We engage in a conversation with Prabodha Moharana, the State Programme Manager for Project Nirmanshree in Odisha, to gain insights into his perspective on the impactful work undertaken at Dhenkanal and Jajpur.
Tell us about your role in Project Nirmanshree.
As the State Programme Manager, my initial responsibilities included overseeing the team, identifying clusters, and ensuring effective programme implementation in Odisha. It is my duty to assess the growth of the social enterprises we support, ensuring they receive proper guidance and evaluating the impact of our RPL (Recognition of Prior Learning) training. Additionally, I collaborate with government agencies and other promotional entities to facilitate convergence between programmes and agencies.
What motivated you to join Project Nirmanshree and Habitat for Humanity India?
This project is particularly challenging as there has been minimal focus on women in the construction sector. On a personal level, I am committed to addressing this gap and striving to integrate women in the construction sector into formal training programmes. My aim is to ensure they fully benefit from the initiatives offered by government, non-government, and para-government agencies.
Do you have any memorable experiences to share about your time working on the field?

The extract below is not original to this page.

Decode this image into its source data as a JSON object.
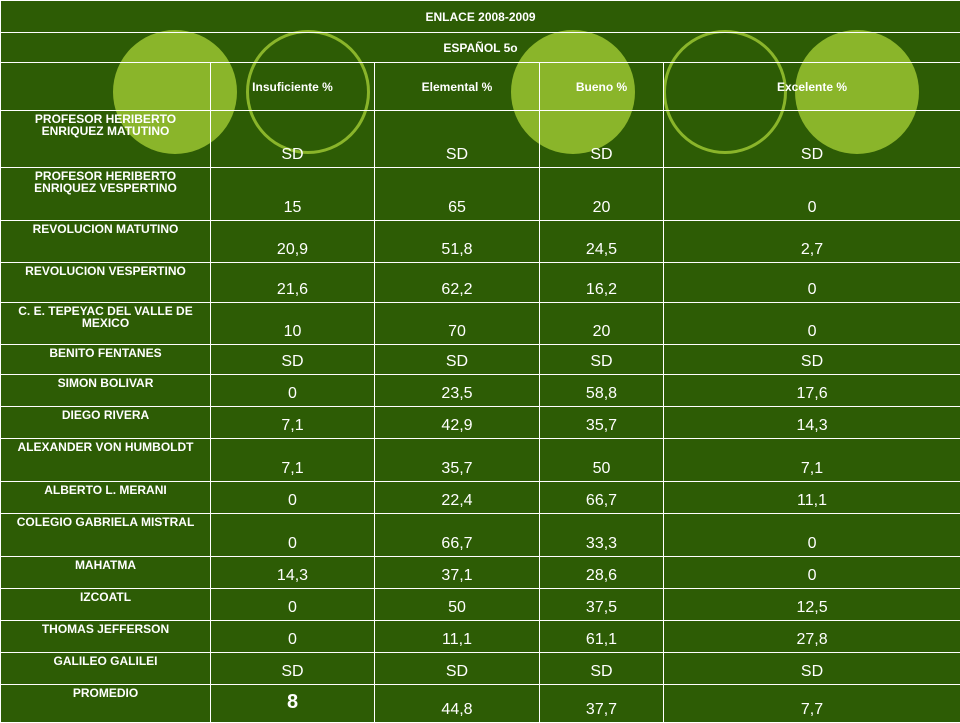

Upon initiating mobilisation and conducting needs assessment studies at the ground level, we encountered reluctance from women to share their information. Mobility was also a significant challenge for them, preventing them from moving to other locations. Moreover, there was a prevailing disbelief among the women within the construction sector regarding the availability of formal training opportunities. To address these barriers, we conducted awareness programmes, created videos, posters, and brochures. Gradually, as a result of our efforts, women started approaching us, overcoming their initial hesitation, and willingly enrolled themselves to receive training based on our appeal. This marked a significant and impactful development in our project.
What are some of the challenges you have faced while working for Project Nirmanshree?
The primary challenge we faced was engaging with the target groups, predominantly comprised of labour groups and female construction workers. Supporting them required multiple interactions, and due to their daytime work schedules, we had to find ways to schedule our meetings with them. Additionally, the geographical distance of these communities presented a logistical challenge. Moreover, our project coincided with the COVID-19 pandemic, which imposed restrictions on movement and hindered regular interactions with the women and the communities. This situation significantly impacted the progress of our project, but we kept marching forward despite all the challenges.
Have your views on women empowerment changed after you started working with Project Nirmanshree?
Certainly, my perspective has evolved. Initially, I held the belief that women were primarily suited for less physically demanding jobs. However, as we progressed through this project, we observed women actively engaged in more strenuous tasks within the construction sector, such as moving bricks and mixing sand — activities that demand physical labour. This experience has completely altered my previous perception, as I now recognise the capability of women to excel in physically demanding roles, particularly within the construction sector.
Would you like to keep working for women empowerment within the social sector?
As of now, we have successfully trained around 3,007 women in Orissa and Maharashtra. Our efforts have led to the promotion of 50 social enterprises in both the states. On a personal level, I would like to collaborate and engage with various entities, including government agencies and other community-based organisations, to advocate for the replication and scaling up of the successful initiatives implemented in this project to benefit other regions as well.
Do you have any recommendations going ahead?
In Odisha, we have facilitated the establishment of 25 social enterprises. However, these enterprises do require further support and guidance to ensure their sustained growth and expansion. It is essential to secure financial benefits by establishing linkages with other agencies. This includes crucial support for market linkages, encompassing digital marketing, advertising, and other connections both forward and backward in the supply chain. Additionally, there is a requirement for heightened awareness and knowledge on digitisation. There should also be collaboration and convergence with parallel agencies to enhance programme expansion. Moving forward, these two major initiatives should be prioritised and advanced.
How does women empowerment help communities build stronger communities?
Even a decade ago, women refrained from relying on public transportation and were hesitant to engage in public discussions or attend meetings. In present times, however, women have become more assertive, actively seeking to have their voices heard. They are now advocating for their rights. Furthermore, women are actively pursuing additional income opportunities to secure both financial and social benefits for their families. They play an equal role in contributing to the development of their families. Although there are still some milestones to achieve, the overall situation for women has significantly improved, surpassing the conditions of the past. This illustrates the capacity of women’s empowerment to foster more resilient and robust communities.